The school has had Halq’eméylem words painted on the walls and displayed on posters in classrooms for years, however, Kay said the new partnership is meant to further incorporate the language into classroom activities.

It began when the school signed a contract in August 2019, to have UFV professor Mary Stewart travel to Seabird Island once a week after school and teach about 20 staff how to speak Halq’eméylem. Staff are incentivized to participate, Kay said, because they will be able to earn an Advanced Proficiency Certificate in Halq’emeylem from UFV, and attend a graduation ceremony planned for sometime in June 2020.

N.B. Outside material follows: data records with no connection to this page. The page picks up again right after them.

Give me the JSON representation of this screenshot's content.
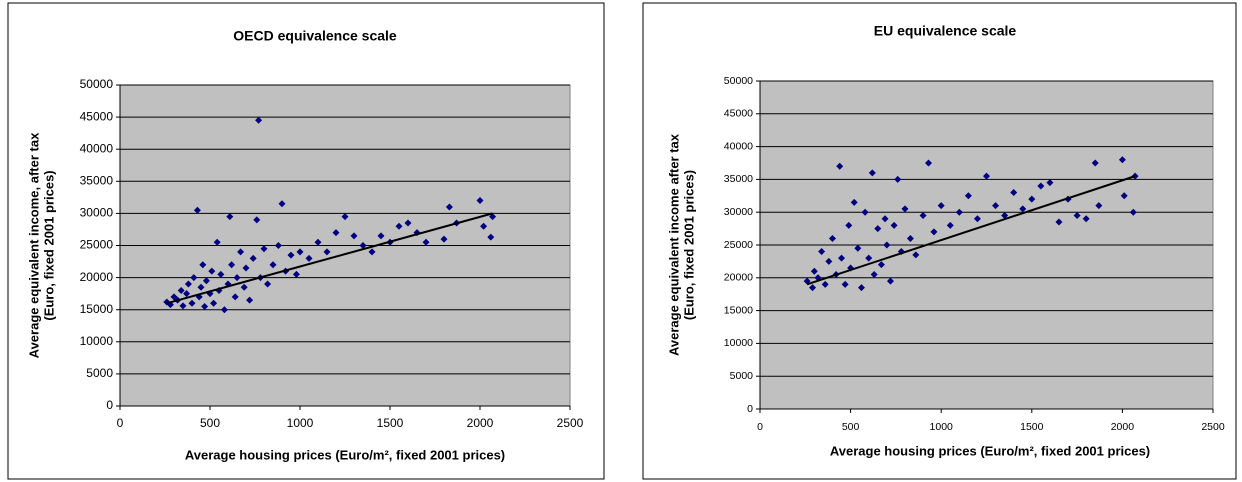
{
  "chart_data": [
    {
      "type": "scatter",
      "title": "OECD equivalence scale",
      "xlabel": "Average housing prices (Euro/m², fixed 2001 prices)",
      "ylabel": [
        "Average equivalent income, after tax",
        "(Euro, fixed 2001 prices)"
      ],
      "xlim": [
        0,
        2500
      ],
      "xticks": [
        0,
        500,
        1000,
        1500,
        2000,
        2500
      ],
      "ylim": [
        0,
        50000
      ],
      "yticks": [
        0,
        5000,
        10000,
        15000,
        20000,
        25000,
        30000,
        35000,
        40000,
        45000,
        50000
      ],
      "grid": true,
      "series": [
        {
          "color": "#000080",
          "x": [
            260,
            280,
            300,
            320,
            340,
            350,
            370,
            380,
            400,
            410,
            430,
            440,
            450,
            460,
            470,
            480,
            500,
            510,
            520,
            540,
            550,
            560,
            580,
            600,
            610,
            620,
            640,
            650,
            670,
            690,
            700,
            720,
            740,
            760,
            770,
            780,
            800,
            820,
            850,
            880,
            900,
            920,
            950,
            980,
            1000,
            1050,
            1100,
            1150,
            1200,
            1250,
            1300,
            1350,
            1400,
            1450,
            1500,
            1550,
            1600,
            1650,
            1700,
            1800,
            1830,
            1870,
            2000,
            2020,
            2060,
            2070
          ],
          "values": [
            16200,
            15800,
            17000,
            16500,
            18000,
            15600,
            17500,
            19000,
            16000,
            20000,
            30500,
            17000,
            18500,
            22000,
            15500,
            19500,
            17500,
            21000,
            16000,
            25500,
            18000,
            20500,
            15000,
            19000,
            29500,
            22000,
            17000,
            20000,
            24000,
            18500,
            21500,
            16500,
            23000,
            29000,
            44500,
            20000,
            24500,
            19000,
            22000,
            25000,
            31500,
            21000,
            23500,
            20500,
            24000,
            23000,
            25500,
            24000,
            27000,
            29500,
            26500,
            25000,
            24000,
            26500,
            25500,
            28000,
            28500,
            27000,
            25500,
            26000,
            31000,
            28500,
            32000,
            28000,
            26300,
            29500
          ]
        }
      ],
      "trendline": {
        "color": "#000000",
        "x": [
          260,
          2070
        ],
        "values": [
          16000,
          30000
        ]
      }
    },
    {
      "type": "scatter",
      "title": "EU equivalence scale",
      "xlabel": "Average housing prices (Euro/m², fixed 2001 prices)",
      "ylabel": [
        "Average equivalent income after tax",
        "(Euro, fixed 2001 prices)"
      ],
      "xlim": [
        0,
        2500
      ],
      "xticks": [
        0,
        500,
        1000,
        1500,
        2000,
        2500
      ],
      "ylim": [
        0,
        50000
      ],
      "yticks": [
        0,
        5000,
        10000,
        15000,
        20000,
        25000,
        30000,
        35000,
        40000,
        45000,
        50000
      ],
      "grid": true,
      "series": [
        {
          "color": "#000080",
          "x": [
            260,
            290,
            300,
            320,
            340,
            360,
            380,
            400,
            420,
            440,
            450,
            470,
            490,
            500,
            520,
            540,
            560,
            580,
            600,
            620,
            630,
            650,
            670,
            690,
            700,
            720,
            740,
            760,
            780,
            800,
            830,
            860,
            900,
            930,
            960,
            1000,
            1050,
            1100,
            1150,
            1200,
            1250,
            1300,
            1350,
            1400,
            1450,
            1500,
            1550,
            1600,
            1650,
            1700,
            1750,
            1800,
            1850,
            1870,
            2000,
            2010,
            2060,
            2070
          ],
          "values": [
            19500,
            18500,
            21000,
            20000,
            24000,
            19000,
            22500,
            26000,
            20500,
            37000,
            23000,
            19000,
            28000,
            21500,
            31500,
            24500,
            18500,
            30000,
            23000,
            36000,
            20500,
            27500,
            22000,
            29000,
            25000,
            19500,
            28000,
            35000,
            24000,
            30500,
            26000,
            23500,
            29500,
            37500,
            27000,
            31000,
            28000,
            30000,
            32500,
            29000,
            35500,
            31000,
            29500,
            33000,
            30500,
            32000,
            34000,
            34500,
            28500,
            32000,
            29500,
            29000,
            37500,
            31000,
            38000,
            32500,
            30000,
            35500
          ]
        }
      ],
      "trendline": {
        "color": "#000000",
        "x": [
          260,
          2070
        ],
        "values": [
          19000,
          35500
        ]
      }
    }
  ]
}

To teach Halq’eméylem, Kay said Stewart uses gestures — a technique of the accelerative integrated methodology — and incorporates technology by having staff manipulate words on an interactive whiteboard.

“Not too many people are doing that with Indigenous languages,” Kay said.

Since Stewart started teaching the weekly classes in September 2019, Kay said staff have already improved their knowledge.

“The learning curve has just been straight up,” agreed education assistant Kori Tait. “And to be able to not have to drive [to UFV] to take classes is amazing.”

Seabird Island Community School education assistant Kori Tait holds up a flashcard with the Halq’emeylem words for "What time is it?" at the school on Jan. 17, 2020. Since September 2019, Tait has been enrolled in the weekly after-school Halq’eméylem language classes being taught on Seabird Island by UFV professor Mary Stewart. (Karissa Gall/The Observer)

Teachers taking the course are already using more Halq’eméylem words when verbalizing common teacher commands, such as “sit,” and at transition times, such as moving desks or turning a page over.

One teacher, Brandy McCallum, also painted the front windows of the school with a Sto:lo woman and the Halq’eméylem greeting “Éy swáyel,” which translates to “Good day” in English, as well as a Sto:lo man with the Halq’eméylem words for “later.”

“It’s really exciting to see,” Kay said, adding that ultimately, the school hopes to teach entirely in Halq’eméylem. “In order for us to get there we have to crawl before we can walk, and walk before we can run.”